UP Magazin

UPMit Optimismus neue Ziele angehen

Licht am Horizont

Durchlebten die schwerste Saison ihrer Vereinsgeschichte: die Rimparer Wölfe. Durchlebten die schwerste Saison ihrer Vereinsgeschichte: die Rimparer Wölfe. Jonas Blank

Die Wölfe in der schwersten Spielzeit der Vereinsgeschichte

Keiner konnte sich der weiterhin noch kursierenden, aber glücklicherweise zum aktuellen Zeitpunkt immerhin abflauenden Pandemie entziehen. Die Verpflichtung zum besonnenen Handeln war den Verantwortlichen im Wolfsrevier bewusst, womit eine Zeit des Zurücktretens und des Akzeptierens begann, dass es momentan andere Prioritäten gibt, als den Handball.

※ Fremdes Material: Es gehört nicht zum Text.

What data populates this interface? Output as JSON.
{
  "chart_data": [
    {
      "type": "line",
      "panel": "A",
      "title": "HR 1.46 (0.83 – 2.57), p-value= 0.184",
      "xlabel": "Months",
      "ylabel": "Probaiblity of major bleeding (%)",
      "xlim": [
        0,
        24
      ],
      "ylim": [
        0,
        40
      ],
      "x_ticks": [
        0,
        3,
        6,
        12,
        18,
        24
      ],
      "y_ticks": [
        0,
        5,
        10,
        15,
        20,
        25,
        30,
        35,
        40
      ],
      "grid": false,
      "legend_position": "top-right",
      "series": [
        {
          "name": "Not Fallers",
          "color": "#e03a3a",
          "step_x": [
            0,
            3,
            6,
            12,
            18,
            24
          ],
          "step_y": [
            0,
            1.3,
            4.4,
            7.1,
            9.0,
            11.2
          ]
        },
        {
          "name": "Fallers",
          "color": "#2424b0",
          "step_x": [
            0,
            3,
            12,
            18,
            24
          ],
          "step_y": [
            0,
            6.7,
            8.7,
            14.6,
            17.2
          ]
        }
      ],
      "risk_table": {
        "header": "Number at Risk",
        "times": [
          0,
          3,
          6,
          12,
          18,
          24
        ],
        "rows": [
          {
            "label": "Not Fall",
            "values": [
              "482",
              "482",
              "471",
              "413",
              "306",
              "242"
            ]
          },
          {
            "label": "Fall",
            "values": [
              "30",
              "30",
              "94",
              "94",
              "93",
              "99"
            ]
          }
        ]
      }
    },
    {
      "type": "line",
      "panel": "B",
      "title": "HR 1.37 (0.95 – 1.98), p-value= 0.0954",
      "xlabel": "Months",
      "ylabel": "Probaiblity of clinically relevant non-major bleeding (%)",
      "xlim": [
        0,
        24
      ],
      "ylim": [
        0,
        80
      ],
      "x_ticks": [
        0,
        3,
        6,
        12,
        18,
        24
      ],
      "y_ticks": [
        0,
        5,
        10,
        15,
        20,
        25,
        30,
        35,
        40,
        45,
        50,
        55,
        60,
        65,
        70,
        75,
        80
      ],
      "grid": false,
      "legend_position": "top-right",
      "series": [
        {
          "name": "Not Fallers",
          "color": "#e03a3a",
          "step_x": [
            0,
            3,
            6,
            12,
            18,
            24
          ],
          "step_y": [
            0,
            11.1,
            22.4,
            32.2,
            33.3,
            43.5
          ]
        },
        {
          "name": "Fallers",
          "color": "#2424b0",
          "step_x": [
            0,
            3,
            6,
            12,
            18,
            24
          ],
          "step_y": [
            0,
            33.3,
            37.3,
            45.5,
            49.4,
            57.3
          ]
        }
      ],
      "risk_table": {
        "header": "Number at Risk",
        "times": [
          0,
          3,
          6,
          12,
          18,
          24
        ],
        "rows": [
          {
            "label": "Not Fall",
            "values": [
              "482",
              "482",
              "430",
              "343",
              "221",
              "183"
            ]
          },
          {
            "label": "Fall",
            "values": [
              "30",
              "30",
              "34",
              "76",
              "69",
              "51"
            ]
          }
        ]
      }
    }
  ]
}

Trotz Restriktionen war man dankbar, dass man – wenn auch auf Sparflamme – den Spielbetrieb zur Saison 2020/2021 im Oktober vergangenen Jahres wieder aufnehmen durfte. Trotz Geisterspielen vor leeren Tribünen bedeutete das enormen organisatorischen Aufwand, zum Beispiel, um das Mannschaftsumfeld im vorgegebenen Test-Regime einzuordnen, Konzepte für Hygienestandards zu verfassen und umzusetzen oder auch alle Partner, Fans und Unterstützer weiterhin irgendwie bei der Stange halten zu können. Die Tatsache, dass man es geschafft hat, die verrückteste, turbulenteste und wahrlich auch schwierigste Spielzeit in der Historie der Wölfe zu meistern, zeigt: Man hat den großen Sturm (vorerst) durchstanden.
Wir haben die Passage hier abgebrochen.